すると、またまっすぐ、湊がオレを見つめる。
「……オレのは完全に、湊と恋人になりたい好き、だよ」
「――――……」
「……だからさ。……湊の好きが、オレと同じになったら、オレと付き合ってほしいって思ってるけど――――……湊が分かるまでは…… オレの気持だけは、分かってて?」
「――――……」
また小さく、湊が頷く。
「あと、たまには、デートして?」
「――――……」
こくん。
「あ、あと、たまにでいいから、キスしても許して?」
「――――……」
言ったオレに。
湊が、ふと上向いて、オレを見上げて。
にっこり笑ってるオレに。
「なに、それ。 ……あとあとって……」
ぷ、と笑った。
「いいじゃん。

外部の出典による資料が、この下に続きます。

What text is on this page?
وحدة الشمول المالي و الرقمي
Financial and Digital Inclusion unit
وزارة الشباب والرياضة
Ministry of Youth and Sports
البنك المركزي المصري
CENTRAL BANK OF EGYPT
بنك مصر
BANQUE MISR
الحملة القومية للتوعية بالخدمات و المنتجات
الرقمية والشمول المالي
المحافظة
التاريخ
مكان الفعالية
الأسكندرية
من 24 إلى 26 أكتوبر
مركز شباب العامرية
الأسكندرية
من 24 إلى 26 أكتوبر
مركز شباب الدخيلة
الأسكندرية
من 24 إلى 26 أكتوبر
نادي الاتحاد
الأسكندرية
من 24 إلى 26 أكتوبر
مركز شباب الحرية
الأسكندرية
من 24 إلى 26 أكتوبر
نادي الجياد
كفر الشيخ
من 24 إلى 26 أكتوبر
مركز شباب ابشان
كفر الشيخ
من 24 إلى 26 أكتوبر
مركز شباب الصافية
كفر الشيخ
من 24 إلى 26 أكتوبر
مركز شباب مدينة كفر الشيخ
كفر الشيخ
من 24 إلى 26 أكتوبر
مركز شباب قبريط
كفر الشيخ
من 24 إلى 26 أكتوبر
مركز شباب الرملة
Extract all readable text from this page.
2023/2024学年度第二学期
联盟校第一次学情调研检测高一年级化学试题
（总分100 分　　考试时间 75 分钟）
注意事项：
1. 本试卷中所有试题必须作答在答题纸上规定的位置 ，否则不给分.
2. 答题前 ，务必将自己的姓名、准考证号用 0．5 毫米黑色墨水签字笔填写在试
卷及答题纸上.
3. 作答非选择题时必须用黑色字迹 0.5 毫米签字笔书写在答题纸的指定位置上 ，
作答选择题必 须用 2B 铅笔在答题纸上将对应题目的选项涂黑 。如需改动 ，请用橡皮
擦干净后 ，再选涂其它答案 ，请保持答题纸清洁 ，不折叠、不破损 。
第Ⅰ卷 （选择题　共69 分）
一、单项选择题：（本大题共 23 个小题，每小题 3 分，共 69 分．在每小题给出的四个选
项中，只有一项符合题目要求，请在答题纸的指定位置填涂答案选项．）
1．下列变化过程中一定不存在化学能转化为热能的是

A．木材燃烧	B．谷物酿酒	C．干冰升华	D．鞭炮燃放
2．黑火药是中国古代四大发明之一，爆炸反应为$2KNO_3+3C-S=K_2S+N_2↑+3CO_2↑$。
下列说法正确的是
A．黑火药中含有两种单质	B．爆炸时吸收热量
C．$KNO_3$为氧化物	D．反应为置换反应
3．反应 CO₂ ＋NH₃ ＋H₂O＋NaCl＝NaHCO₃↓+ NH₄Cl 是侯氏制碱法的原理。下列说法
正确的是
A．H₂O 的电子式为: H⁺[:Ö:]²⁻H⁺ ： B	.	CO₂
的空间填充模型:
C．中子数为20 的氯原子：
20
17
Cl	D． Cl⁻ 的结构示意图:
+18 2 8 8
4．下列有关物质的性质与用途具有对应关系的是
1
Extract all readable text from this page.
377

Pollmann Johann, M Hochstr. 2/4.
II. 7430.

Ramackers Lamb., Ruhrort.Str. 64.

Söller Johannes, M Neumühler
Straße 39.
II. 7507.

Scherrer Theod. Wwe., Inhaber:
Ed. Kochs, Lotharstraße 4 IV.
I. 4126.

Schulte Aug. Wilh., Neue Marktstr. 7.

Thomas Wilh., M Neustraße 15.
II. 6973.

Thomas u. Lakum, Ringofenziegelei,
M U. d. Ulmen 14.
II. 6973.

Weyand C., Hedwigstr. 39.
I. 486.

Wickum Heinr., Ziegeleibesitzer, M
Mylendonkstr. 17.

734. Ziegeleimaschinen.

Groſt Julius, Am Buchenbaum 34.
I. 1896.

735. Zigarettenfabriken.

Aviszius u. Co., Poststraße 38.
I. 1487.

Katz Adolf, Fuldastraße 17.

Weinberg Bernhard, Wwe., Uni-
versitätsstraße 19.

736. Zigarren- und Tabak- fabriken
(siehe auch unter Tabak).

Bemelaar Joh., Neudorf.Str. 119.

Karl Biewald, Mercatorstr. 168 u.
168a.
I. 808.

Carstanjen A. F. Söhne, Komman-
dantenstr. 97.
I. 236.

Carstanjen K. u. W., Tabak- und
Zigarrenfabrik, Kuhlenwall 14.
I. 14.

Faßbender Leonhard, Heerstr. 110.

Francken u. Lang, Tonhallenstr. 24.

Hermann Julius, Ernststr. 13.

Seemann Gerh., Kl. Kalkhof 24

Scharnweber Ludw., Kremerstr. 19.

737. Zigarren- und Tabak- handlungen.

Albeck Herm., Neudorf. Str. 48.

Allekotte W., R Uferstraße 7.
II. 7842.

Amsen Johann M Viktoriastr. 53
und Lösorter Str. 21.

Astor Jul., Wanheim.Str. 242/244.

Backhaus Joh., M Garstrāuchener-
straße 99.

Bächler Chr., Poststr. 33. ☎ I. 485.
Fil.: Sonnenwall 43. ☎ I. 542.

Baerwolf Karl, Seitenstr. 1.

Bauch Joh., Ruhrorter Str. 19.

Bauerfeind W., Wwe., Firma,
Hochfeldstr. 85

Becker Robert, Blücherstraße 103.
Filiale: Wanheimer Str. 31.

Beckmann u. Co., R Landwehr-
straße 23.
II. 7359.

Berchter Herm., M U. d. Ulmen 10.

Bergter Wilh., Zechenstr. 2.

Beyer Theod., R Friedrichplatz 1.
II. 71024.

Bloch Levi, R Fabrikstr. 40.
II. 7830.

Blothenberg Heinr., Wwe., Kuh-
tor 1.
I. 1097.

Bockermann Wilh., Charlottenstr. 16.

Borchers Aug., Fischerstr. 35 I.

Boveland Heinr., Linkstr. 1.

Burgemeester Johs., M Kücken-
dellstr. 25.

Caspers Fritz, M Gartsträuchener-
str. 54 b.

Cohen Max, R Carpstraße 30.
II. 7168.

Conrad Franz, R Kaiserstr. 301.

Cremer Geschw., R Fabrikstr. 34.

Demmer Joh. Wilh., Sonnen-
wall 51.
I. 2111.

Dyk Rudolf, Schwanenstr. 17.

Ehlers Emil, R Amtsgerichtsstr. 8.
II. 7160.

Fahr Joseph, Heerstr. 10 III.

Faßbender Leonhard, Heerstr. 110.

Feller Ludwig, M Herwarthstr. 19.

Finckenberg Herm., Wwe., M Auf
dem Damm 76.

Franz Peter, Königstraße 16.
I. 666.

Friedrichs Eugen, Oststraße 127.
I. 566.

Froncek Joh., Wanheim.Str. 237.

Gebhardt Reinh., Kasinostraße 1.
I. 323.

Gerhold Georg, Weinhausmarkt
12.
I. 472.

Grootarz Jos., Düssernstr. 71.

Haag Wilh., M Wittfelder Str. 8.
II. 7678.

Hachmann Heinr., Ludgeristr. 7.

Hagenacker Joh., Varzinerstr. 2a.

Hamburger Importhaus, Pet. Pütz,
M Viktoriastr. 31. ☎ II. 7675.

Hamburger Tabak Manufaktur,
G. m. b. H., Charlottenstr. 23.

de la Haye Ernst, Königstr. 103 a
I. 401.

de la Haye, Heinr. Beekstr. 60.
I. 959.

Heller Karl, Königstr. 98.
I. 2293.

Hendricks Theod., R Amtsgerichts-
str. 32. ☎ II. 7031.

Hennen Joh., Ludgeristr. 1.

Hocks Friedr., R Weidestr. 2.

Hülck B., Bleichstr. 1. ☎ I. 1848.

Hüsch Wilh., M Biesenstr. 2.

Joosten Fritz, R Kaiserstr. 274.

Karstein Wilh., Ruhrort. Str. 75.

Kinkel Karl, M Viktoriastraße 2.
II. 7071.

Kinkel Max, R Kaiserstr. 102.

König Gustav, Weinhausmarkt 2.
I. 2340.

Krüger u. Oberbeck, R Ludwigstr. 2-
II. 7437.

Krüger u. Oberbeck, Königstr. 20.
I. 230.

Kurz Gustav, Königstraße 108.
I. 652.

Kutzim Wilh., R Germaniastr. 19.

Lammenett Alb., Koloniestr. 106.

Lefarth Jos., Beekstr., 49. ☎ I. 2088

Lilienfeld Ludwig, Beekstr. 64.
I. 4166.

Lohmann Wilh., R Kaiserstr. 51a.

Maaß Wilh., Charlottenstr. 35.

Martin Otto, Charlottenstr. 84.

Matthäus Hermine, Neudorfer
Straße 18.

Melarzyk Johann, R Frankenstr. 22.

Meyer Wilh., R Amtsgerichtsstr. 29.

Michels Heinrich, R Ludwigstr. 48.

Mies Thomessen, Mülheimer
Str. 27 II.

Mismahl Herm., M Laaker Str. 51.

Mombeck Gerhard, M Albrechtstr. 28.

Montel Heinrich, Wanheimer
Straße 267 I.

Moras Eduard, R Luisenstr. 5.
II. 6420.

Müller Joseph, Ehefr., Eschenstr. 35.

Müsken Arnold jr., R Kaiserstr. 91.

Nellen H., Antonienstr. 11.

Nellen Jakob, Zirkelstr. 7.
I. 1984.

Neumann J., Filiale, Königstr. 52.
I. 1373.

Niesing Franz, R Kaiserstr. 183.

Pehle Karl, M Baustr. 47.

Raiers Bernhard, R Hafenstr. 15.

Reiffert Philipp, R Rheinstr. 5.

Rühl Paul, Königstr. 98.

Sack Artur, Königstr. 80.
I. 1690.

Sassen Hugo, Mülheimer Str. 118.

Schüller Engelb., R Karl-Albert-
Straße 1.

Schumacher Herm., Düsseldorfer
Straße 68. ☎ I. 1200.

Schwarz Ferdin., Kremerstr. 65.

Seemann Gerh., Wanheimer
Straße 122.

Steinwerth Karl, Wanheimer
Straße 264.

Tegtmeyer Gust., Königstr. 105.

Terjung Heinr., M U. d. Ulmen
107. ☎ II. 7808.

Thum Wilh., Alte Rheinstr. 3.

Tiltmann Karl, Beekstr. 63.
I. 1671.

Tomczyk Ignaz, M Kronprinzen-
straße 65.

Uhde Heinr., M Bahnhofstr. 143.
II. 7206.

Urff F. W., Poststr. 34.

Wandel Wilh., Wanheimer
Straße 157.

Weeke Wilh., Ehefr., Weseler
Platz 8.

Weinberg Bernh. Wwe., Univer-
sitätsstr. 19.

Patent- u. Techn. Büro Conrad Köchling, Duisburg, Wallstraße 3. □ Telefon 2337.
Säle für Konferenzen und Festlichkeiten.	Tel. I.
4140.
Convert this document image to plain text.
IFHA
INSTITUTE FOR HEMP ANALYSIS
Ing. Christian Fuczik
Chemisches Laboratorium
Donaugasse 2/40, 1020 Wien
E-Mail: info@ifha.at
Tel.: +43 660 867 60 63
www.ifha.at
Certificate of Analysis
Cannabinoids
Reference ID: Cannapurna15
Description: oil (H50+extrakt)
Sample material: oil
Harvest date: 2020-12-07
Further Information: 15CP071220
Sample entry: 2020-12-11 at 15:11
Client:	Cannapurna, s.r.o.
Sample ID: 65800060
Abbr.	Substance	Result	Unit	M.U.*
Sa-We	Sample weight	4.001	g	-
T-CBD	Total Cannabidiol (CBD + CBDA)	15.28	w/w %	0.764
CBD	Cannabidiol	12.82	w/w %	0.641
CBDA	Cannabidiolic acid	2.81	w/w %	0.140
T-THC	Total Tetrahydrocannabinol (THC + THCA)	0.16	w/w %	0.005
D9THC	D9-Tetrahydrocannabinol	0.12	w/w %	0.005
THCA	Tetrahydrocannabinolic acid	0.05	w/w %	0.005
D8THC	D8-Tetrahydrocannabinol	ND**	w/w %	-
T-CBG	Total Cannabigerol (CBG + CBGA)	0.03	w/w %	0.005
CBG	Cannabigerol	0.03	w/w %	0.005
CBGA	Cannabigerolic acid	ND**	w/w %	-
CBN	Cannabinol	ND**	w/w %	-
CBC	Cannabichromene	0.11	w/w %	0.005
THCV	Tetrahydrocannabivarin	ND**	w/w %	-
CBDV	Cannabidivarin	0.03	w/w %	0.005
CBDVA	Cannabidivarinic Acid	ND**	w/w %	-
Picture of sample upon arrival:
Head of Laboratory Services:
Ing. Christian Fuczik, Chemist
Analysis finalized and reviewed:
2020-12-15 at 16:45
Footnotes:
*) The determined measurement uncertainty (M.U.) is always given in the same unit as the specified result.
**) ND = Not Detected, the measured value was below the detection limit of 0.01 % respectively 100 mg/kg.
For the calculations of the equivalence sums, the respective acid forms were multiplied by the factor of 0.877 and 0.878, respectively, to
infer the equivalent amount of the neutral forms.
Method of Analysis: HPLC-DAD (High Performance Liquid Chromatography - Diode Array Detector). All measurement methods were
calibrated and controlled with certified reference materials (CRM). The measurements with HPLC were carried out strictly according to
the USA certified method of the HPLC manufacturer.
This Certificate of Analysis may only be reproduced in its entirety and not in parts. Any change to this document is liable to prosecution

許して?」
クスクス笑って、オレが言うと。
一度黙ってから。 湊は、また小さく、頷いた。
安心した、そこで、はた、と気づく。
ここ、思い切り見える、外灯の下じゃねーか……やば……。
何してんだオレ、湊の地元で……。
誰も通ってなかったよな、と焦るけれど。
キスしてた時は、すっぽり抱きこんでたし、通りの方は向いてなかったし……ギリギリ大丈夫そうかなと思いながらも、ものすごく反省。
その日。オレと、湊は。
恋人未満だけど、すごく好き同士、という事に、なった。